La otra dimensión de la fauna africana



En África los animales viven en otra dimensión. Cuando te cruzas con una manada de elefantes en Masai Mara te das cuenta de que los animales europeos no tienen nada que ver con los africanos. Pesan al nacer unos 120 kilos (no está mal para empezar), en la edad adulta comen hasta 200 kilos por día y pueden llegar a pesar 10.000 kilos. Es, en resumen, un mamífero de peso… Y, sin embargo, cuando me cruzo con ellos en África lo que me inspiran es ternura.
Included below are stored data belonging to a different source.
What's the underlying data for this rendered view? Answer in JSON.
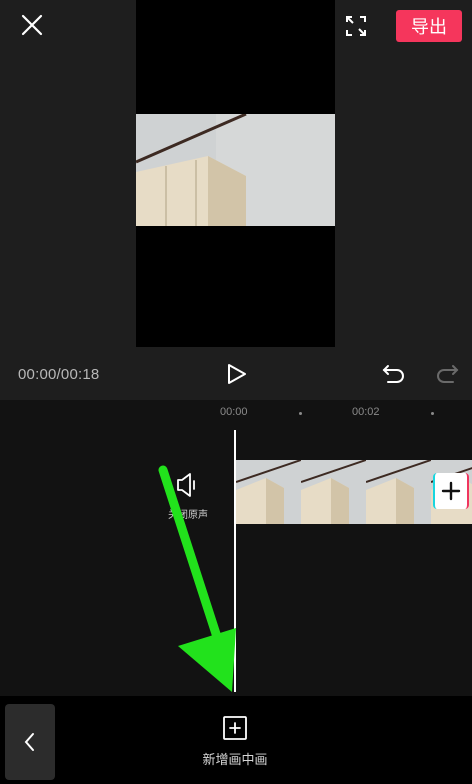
{
  "header": {
    "close_icon": "close-icon",
    "fullscreen_icon": "fullscreen-expand-icon",
    "export_label": "导出",
    "export_color": "#f5365c"
  },
  "playback": {
    "timecode": "00:00/00:18",
    "play_icon": "play-icon",
    "undo_icon": "undo-icon",
    "redo_icon": "redo-icon"
  },
  "timeline": {
    "ruler": [
      "00:00",
      "00:02"
    ],
    "mute_label": "关闭原声",
    "mute_icon": "speaker-icon",
    "add_clip_icon": "plus-icon"
  },
  "bottom": {
    "back_icon": "chevron-left-icon",
    "pip_label": "新增画中画",
    "pip_icon": "add-square-icon"
  },
  "annotation": {
    "arrow_color": "#22e21c"
  }
}
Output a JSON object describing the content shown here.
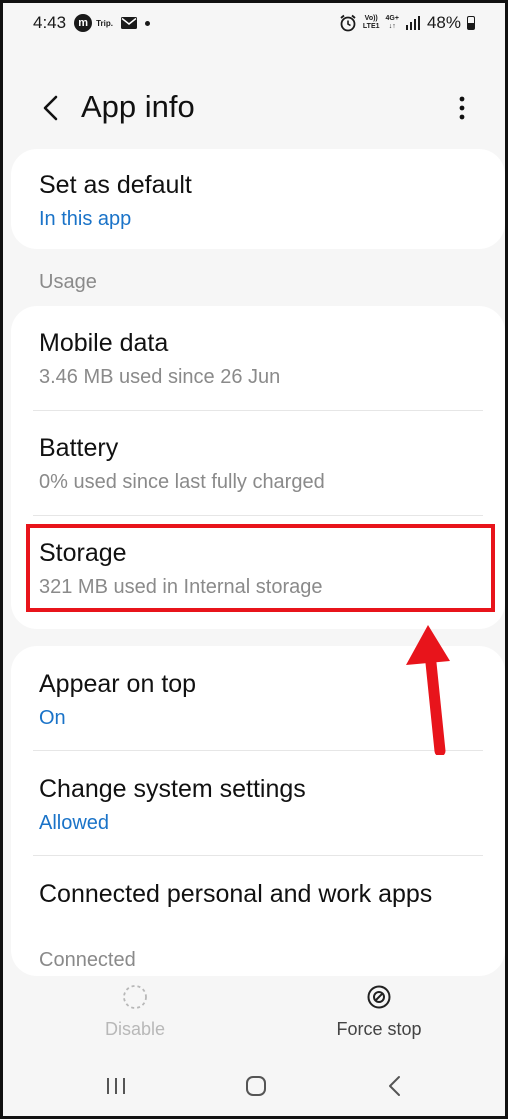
{
  "status_bar": {
    "time": "4:43",
    "notif_m": "m",
    "notif_trip": "Trip.",
    "volte_top": "Vo))",
    "volte_bottom": "LTE1",
    "network": "4G+",
    "battery": "48%",
    "battery_level": 0.48
  },
  "header": {
    "title": "App info"
  },
  "default_card": {
    "title": "Set as default",
    "subtitle": "In this app"
  },
  "usage": {
    "section_label": "Usage",
    "items": [
      {
        "title": "Mobile data",
        "subtitle": "3.46 MB used since 26 Jun"
      },
      {
        "title": "Battery",
        "subtitle": "0% used since last fully charged"
      },
      {
        "title": "Storage",
        "subtitle": "321 MB used in Internal storage"
      }
    ]
  },
  "permissions": {
    "items": [
      {
        "title": "Appear on top",
        "subtitle": "On"
      },
      {
        "title": "Change system settings",
        "subtitle": "Allowed"
      },
      {
        "title": "Connected personal and work apps",
        "subtitle": "Connected"
      }
    ]
  },
  "bottom_actions": {
    "disable": "Disable",
    "force_stop": "Force stop"
  },
  "colors": {
    "accent_blue": "#1a73c8",
    "highlight_red": "#e8141b",
    "background": "#f6f6f6"
  }
}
Ya sé que hay elefantes agresivos que han volcado 4x4 y matado a personas, pero su andar cansino y su manera pausada de comer la hierba hacen que me parezca un animal entrañable.
Por supuesto que las cosas se ven de otro modo cuando estás en un 4x4, con el motor en marcha y preparado para largarte al menor síntoma de peligro. En Amboseli, otro parque de Kenya, y en Chobe (Botswana) llegué ver manadas de 200 elefantes, con lo que la sensación de estar en otra dimensión aumentó unos cuantos grados. También me inspiran ternura las jirafas, o las demasiadas cebras que los turistas fotografían sin cesar. 
¿Cómo es posible que una jirafa pueda medir casi 6 metros de altura y pesar 750 kilos? No parece sostenible, para utilizar un palabro de moda. Pero allí están, caminando tranquilamente junto al 4x4 o agachándose para comer las ramas altas de las acacias. ¿Y las cebras? Bueno, en este caso el tamaño no es lo que importa, si no el número. Van siempre en grandes manadas, igual que los ñus, como si las regalaran en un Todo a Cien, con su vestido de rayas y el temor a flor de piel, prestas a largarse corriendo al más mínimo ruido. No, tampoco creo que ni las jirafas ni las manadas de cebras sean sostenibles, pero ahí están. África da para esto y mucho más. Otra dimensión.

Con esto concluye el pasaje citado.